By Jon Fischer
Featured Art: Above San Gimignano by Tyler Thenikl
The 3D printer made a man and gave him a beard
to rub thoughtfully. It printed a book on mortality,
a pamphlet on sin, a monograph on time, and many other
fine things to keep in mind. Then it spun out two
of each animal and a boat around them. It printed rain
so long we thought it was broken, then
it printed an olive leaf. Its final act
was to print a 4D printer, which printed a memory
for the man, who said with his rubbery tongue,
I remember there were olive trees,
and he released one of the doves from its cage
below deck, where it spent the time we were given
under the gaze of two housecats and two weasels.
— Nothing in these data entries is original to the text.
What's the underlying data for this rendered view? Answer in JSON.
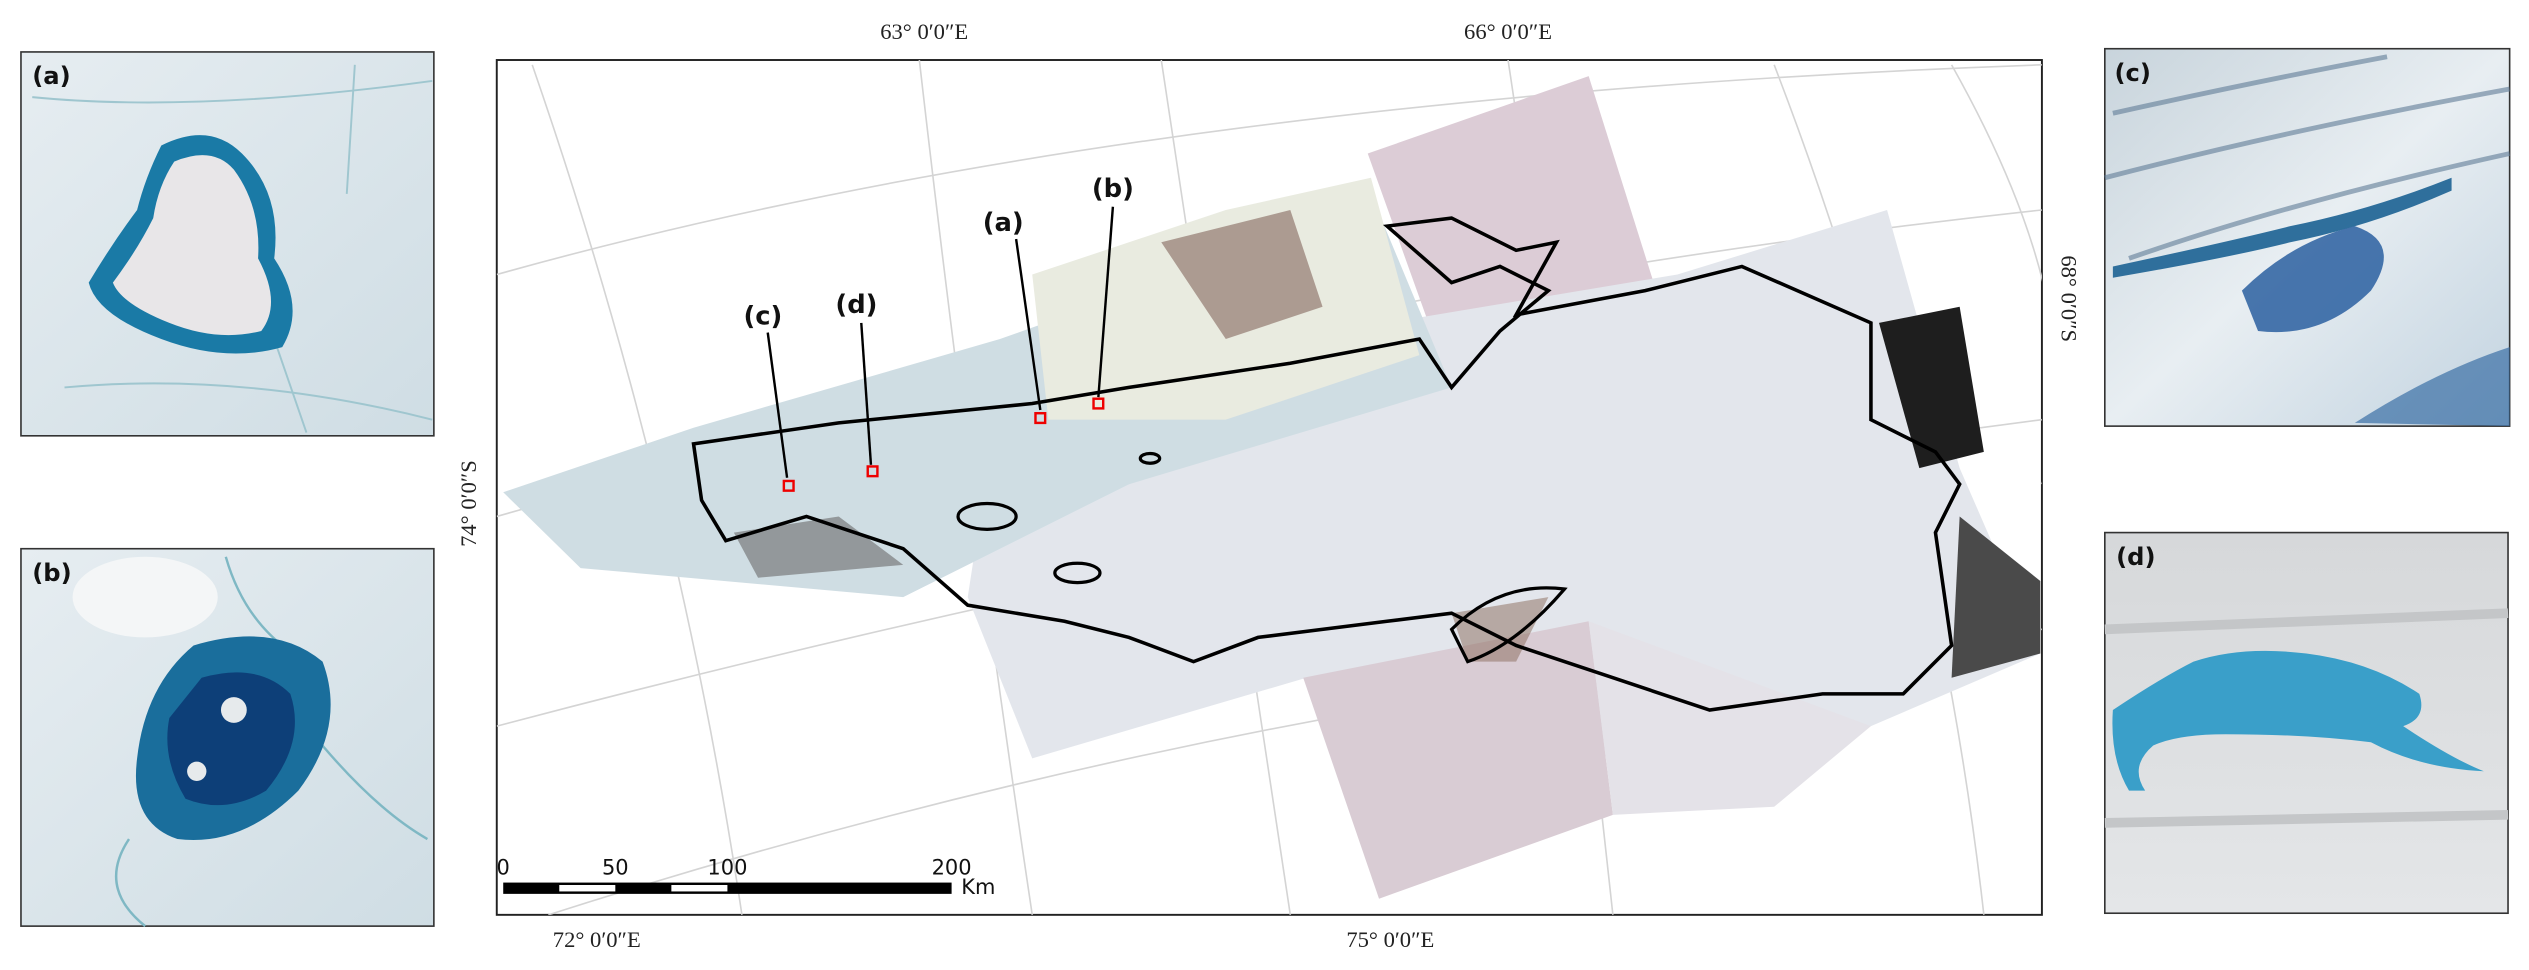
{
  "panels": [
    {
      "label": "(a)"
    },
    {
      "label": "(b)"
    },
    {
      "label": "(c)"
    },
    {
      "label": "(d)"
    }
  ],
  "map": {
    "graticule_labels": {
      "top": [
        "63° 0′0″E",
        "66° 0′0″E"
      ],
      "bottom": [
        "72° 0′0″E",
        "75° 0′0″E"
      ],
      "left": [
        "74° 0′0″S"
      ],
      "right": [
        "68° 0′0″S"
      ]
    },
    "callouts": [
      "(a)",
      "(b)",
      "(c)",
      "(d)"
    ],
    "scale_bar": {
      "ticks": [
        0,
        50,
        100,
        200
      ],
      "unit": "Km"
    }
  }
}
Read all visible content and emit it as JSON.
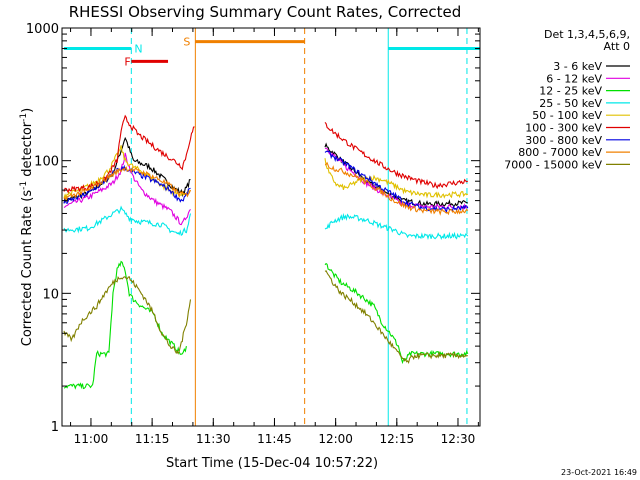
{
  "chart_data": {
    "type": "line",
    "title": "RHESSI Observing Summary Count Rates, Corrected",
    "xlabel": "Start Time (15-Dec-04 10:57:22)",
    "ylabel_main": "Corrected Count Rate (s",
    "ylabel_sup1": "-1",
    "ylabel_mid": " detector",
    "ylabel_sup2": "-1",
    "ylabel_end": ")",
    "y_scale": "log",
    "ylim": [
      1,
      1000
    ],
    "xlim_minutes_after_start": [
      -4.5,
      98
    ],
    "x_ticks": [
      {
        "label": "11:00",
        "m": 2.6
      },
      {
        "label": "11:15",
        "m": 17.6
      },
      {
        "label": "11:30",
        "m": 32.6
      },
      {
        "label": "11:45",
        "m": 47.6
      },
      {
        "label": "12:00",
        "m": 62.6
      },
      {
        "label": "12:15",
        "m": 77.6
      },
      {
        "label": "12:30",
        "m": 92.6
      }
    ],
    "y_ticks": [
      {
        "label": "1",
        "v": 1
      },
      {
        "label": "10",
        "v": 10
      },
      {
        "label": "100",
        "v": 100
      },
      {
        "label": "1000",
        "v": 1000
      }
    ],
    "legend_title": "Det 1,3,4,5,6,9,",
    "legend_subtitle": "Att 0",
    "legend_position": "right",
    "series": [
      {
        "name": "3 - 6 keV",
        "color": "#000000",
        "segments": [
          [
            [
              -4,
              50
            ],
            [
              2,
              57
            ],
            [
              6,
              70
            ],
            [
              8,
              80
            ],
            [
              10,
              120
            ],
            [
              11,
              150
            ],
            [
              13,
              100
            ],
            [
              17,
              90
            ],
            [
              20,
              75
            ],
            [
              23,
              62
            ],
            [
              25,
              57
            ],
            [
              26,
              62
            ],
            [
              27,
              72
            ]
          ],
          [
            [
              60,
              130
            ],
            [
              62,
              115
            ],
            [
              65,
              95
            ],
            [
              68,
              80
            ],
            [
              70,
              70
            ],
            [
              73,
              62
            ],
            [
              76,
              55
            ],
            [
              79,
              50
            ],
            [
              85,
              47
            ],
            [
              95,
              48
            ]
          ]
        ]
      },
      {
        "name": "6 - 12 keV",
        "color": "#e000e0",
        "segments": [
          [
            [
              -4,
              45
            ],
            [
              2,
              53
            ],
            [
              6,
              62
            ],
            [
              8,
              68
            ],
            [
              10,
              85
            ],
            [
              11,
              110
            ],
            [
              12,
              90
            ],
            [
              13,
              75
            ],
            [
              15,
              60
            ],
            [
              18,
              50
            ],
            [
              22,
              42
            ],
            [
              25,
              33
            ],
            [
              26,
              38
            ],
            [
              27,
              43
            ]
          ],
          [
            [
              60,
              128
            ],
            [
              62,
              110
            ],
            [
              65,
              90
            ],
            [
              68,
              77
            ],
            [
              70,
              68
            ],
            [
              73,
              60
            ],
            [
              76,
              53
            ],
            [
              79,
              47
            ],
            [
              85,
              45
            ],
            [
              95,
              45
            ]
          ]
        ]
      },
      {
        "name": "12 - 25 keV",
        "color": "#00e000",
        "segments": [
          [
            [
              -4,
              2
            ],
            [
              3,
              2
            ],
            [
              4,
              3.5
            ],
            [
              7,
              3.5
            ],
            [
              8,
              10
            ],
            [
              9,
              15
            ],
            [
              10,
              17
            ],
            [
              11,
              15
            ],
            [
              12,
              10
            ],
            [
              13,
              9
            ],
            [
              15,
              8
            ],
            [
              18,
              7
            ],
            [
              20,
              5
            ],
            [
              23,
              4
            ],
            [
              25,
              3.4
            ],
            [
              26,
              4
            ]
          ],
          [
            [
              60,
              17
            ],
            [
              62,
              14
            ],
            [
              64,
              12
            ],
            [
              66,
              11
            ],
            [
              68,
              10
            ],
            [
              70,
              9
            ],
            [
              72,
              8
            ],
            [
              74,
              6
            ],
            [
              76,
              5
            ],
            [
              78,
              4
            ],
            [
              79,
              3
            ],
            [
              81,
              3.5
            ],
            [
              95,
              3.5
            ]
          ]
        ]
      },
      {
        "name": "25 - 50 keV",
        "color": "#00e8e8",
        "segments": [
          [
            [
              -4,
              30
            ],
            [
              2,
              31
            ],
            [
              5,
              35
            ],
            [
              8,
              40
            ],
            [
              10,
              43
            ],
            [
              11,
              40
            ],
            [
              12,
              37
            ],
            [
              14,
              35
            ],
            [
              17,
              34
            ],
            [
              20,
              33
            ],
            [
              22,
              30
            ],
            [
              24,
              28
            ],
            [
              26,
              30
            ],
            [
              27,
              40
            ]
          ],
          [
            [
              60,
              30
            ],
            [
              62,
              35
            ],
            [
              65,
              38
            ],
            [
              68,
              37
            ],
            [
              71,
              35
            ],
            [
              74,
              32
            ],
            [
              77,
              30
            ],
            [
              80,
              27
            ],
            [
              85,
              27
            ],
            [
              95,
              27
            ]
          ]
        ]
      },
      {
        "name": "50 - 100 keV",
        "color": "#e0c000",
        "segments": [
          [
            [
              -4,
              55
            ],
            [
              0,
              60
            ],
            [
              4,
              70
            ],
            [
              7,
              85
            ],
            [
              9,
              110
            ],
            [
              10,
              125
            ],
            [
              11,
              100
            ],
            [
              13,
              90
            ],
            [
              16,
              80
            ],
            [
              20,
              65
            ],
            [
              23,
              57
            ],
            [
              25,
              55
            ],
            [
              27,
              60
            ]
          ],
          [
            [
              60,
              100
            ],
            [
              61,
              80
            ],
            [
              63,
              65
            ],
            [
              65,
              62
            ],
            [
              68,
              70
            ],
            [
              71,
              75
            ],
            [
              74,
              72
            ],
            [
              77,
              65
            ],
            [
              80,
              58
            ],
            [
              85,
              55
            ],
            [
              95,
              56
            ]
          ]
        ]
      },
      {
        "name": "100 - 300 keV",
        "color": "#e00000",
        "segments": [
          [
            [
              -4,
              60
            ],
            [
              2,
              63
            ],
            [
              6,
              72
            ],
            [
              9,
              100
            ],
            [
              10,
              170
            ],
            [
              11,
              210
            ],
            [
              12,
              190
            ],
            [
              14,
              160
            ],
            [
              17,
              135
            ],
            [
              20,
              115
            ],
            [
              23,
              100
            ],
            [
              25,
              90
            ],
            [
              26,
              110
            ],
            [
              27,
              150
            ],
            [
              28,
              180
            ]
          ],
          [
            [
              60,
              190
            ],
            [
              62,
              165
            ],
            [
              65,
              140
            ],
            [
              68,
              120
            ],
            [
              71,
              105
            ],
            [
              74,
              92
            ],
            [
              77,
              82
            ],
            [
              80,
              75
            ],
            [
              83,
              70
            ],
            [
              87,
              65
            ],
            [
              95,
              70
            ]
          ]
        ]
      },
      {
        "name": "300 - 800 keV",
        "color": "#0000e0",
        "segments": [
          [
            [
              -4,
              48
            ],
            [
              2,
              57
            ],
            [
              6,
              70
            ],
            [
              9,
              85
            ],
            [
              11,
              88
            ],
            [
              13,
              82
            ],
            [
              16,
              75
            ],
            [
              19,
              68
            ],
            [
              22,
              60
            ],
            [
              24,
              52
            ],
            [
              25,
              50
            ],
            [
              26,
              55
            ],
            [
              27,
              62
            ]
          ],
          [
            [
              60,
              118
            ],
            [
              62,
              108
            ],
            [
              65,
              95
            ],
            [
              68,
              82
            ],
            [
              71,
              72
            ],
            [
              74,
              62
            ],
            [
              77,
              55
            ],
            [
              80,
              48
            ],
            [
              84,
              44
            ],
            [
              90,
              43
            ],
            [
              95,
              44
            ]
          ]
        ]
      },
      {
        "name": "800 - 7000 keV",
        "color": "#f08000",
        "segments": [
          [
            [
              -4,
              52
            ],
            [
              2,
              60
            ],
            [
              6,
              72
            ],
            [
              9,
              83
            ],
            [
              11,
              88
            ],
            [
              13,
              85
            ],
            [
              16,
              80
            ],
            [
              19,
              73
            ],
            [
              22,
              65
            ],
            [
              24,
              57
            ],
            [
              26,
              55
            ],
            [
              27,
              60
            ]
          ],
          [
            [
              60,
              95
            ],
            [
              62,
              88
            ],
            [
              65,
              82
            ],
            [
              68,
              75
            ],
            [
              71,
              66
            ],
            [
              74,
              58
            ],
            [
              77,
              50
            ],
            [
              80,
              45
            ],
            [
              84,
              42
            ],
            [
              90,
              41
            ],
            [
              95,
              42
            ]
          ]
        ]
      },
      {
        "name": "7000 - 15000 keV",
        "color": "#808000",
        "segments": [
          [
            [
              -4,
              5
            ],
            [
              -2,
              4.5
            ],
            [
              0,
              6
            ],
            [
              2,
              7
            ],
            [
              4,
              8
            ],
            [
              6,
              10
            ],
            [
              8,
              12
            ],
            [
              10,
              13.5
            ],
            [
              12,
              13
            ],
            [
              14,
              11
            ],
            [
              16,
              9
            ],
            [
              18,
              7
            ],
            [
              20,
              5
            ],
            [
              22,
              4
            ],
            [
              24,
              3.5
            ],
            [
              25,
              4.5
            ],
            [
              26,
              6
            ],
            [
              27,
              9
            ]
          ],
          [
            [
              60,
              15
            ],
            [
              62,
              12
            ],
            [
              64,
              10
            ],
            [
              66,
              9
            ],
            [
              68,
              8
            ],
            [
              70,
              7
            ],
            [
              72,
              6
            ],
            [
              74,
              5
            ],
            [
              76,
              4.2
            ],
            [
              78,
              3.5
            ],
            [
              80,
              3
            ],
            [
              82,
              3.4
            ],
            [
              95,
              3.4
            ]
          ]
        ]
      }
    ],
    "overlays": [
      {
        "label": "N",
        "color": "#00e8e8",
        "bar_segments": [
          [
            -4,
            12.5
          ],
          [
            75.5,
            98
          ]
        ],
        "bar_level": 700,
        "vlines": [
          {
            "m": 12.5,
            "dash": true
          },
          {
            "m": 75.5,
            "dash": false
          },
          {
            "m": 94.8,
            "dash": true
          }
        ]
      },
      {
        "label": "F",
        "color": "#e00000",
        "bar_segments": [
          [
            12.5,
            21.5
          ]
        ],
        "bar_level": 560,
        "vlines": []
      },
      {
        "label": "S",
        "color": "#f08000",
        "bar_segments": [
          [
            28.2,
            55
          ]
        ],
        "bar_level": 790,
        "vlines": [
          {
            "m": 28.2,
            "dash": false
          },
          {
            "m": 55.0,
            "dash": true
          }
        ]
      }
    ]
  },
  "footer": {
    "timestamp": "23-Oct-2021 16:49"
  }
}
But the 4D printer started to print more
than the time we were given. Weeks rolled off in pairs, still
warm from the furnace of creation,
and wedges of space to move the stars apart
so the man had room to fill the weeks with many
fine things to keep in mind. That’s how we turned the world
into a dream, where time doesn’t know what to do with itself,
and you always end up falling.
Jon Fischer has lived and worked in Japan, India, Luxembourg, Saudi Arabia, Tunisia, and Egypt since getting his MFA from Eastern Washington University. A native of Washington State, Fischer has had his work appear in The Seattle Review, Quarterly West, Willow Springs, Cimarron Review, and several other journals.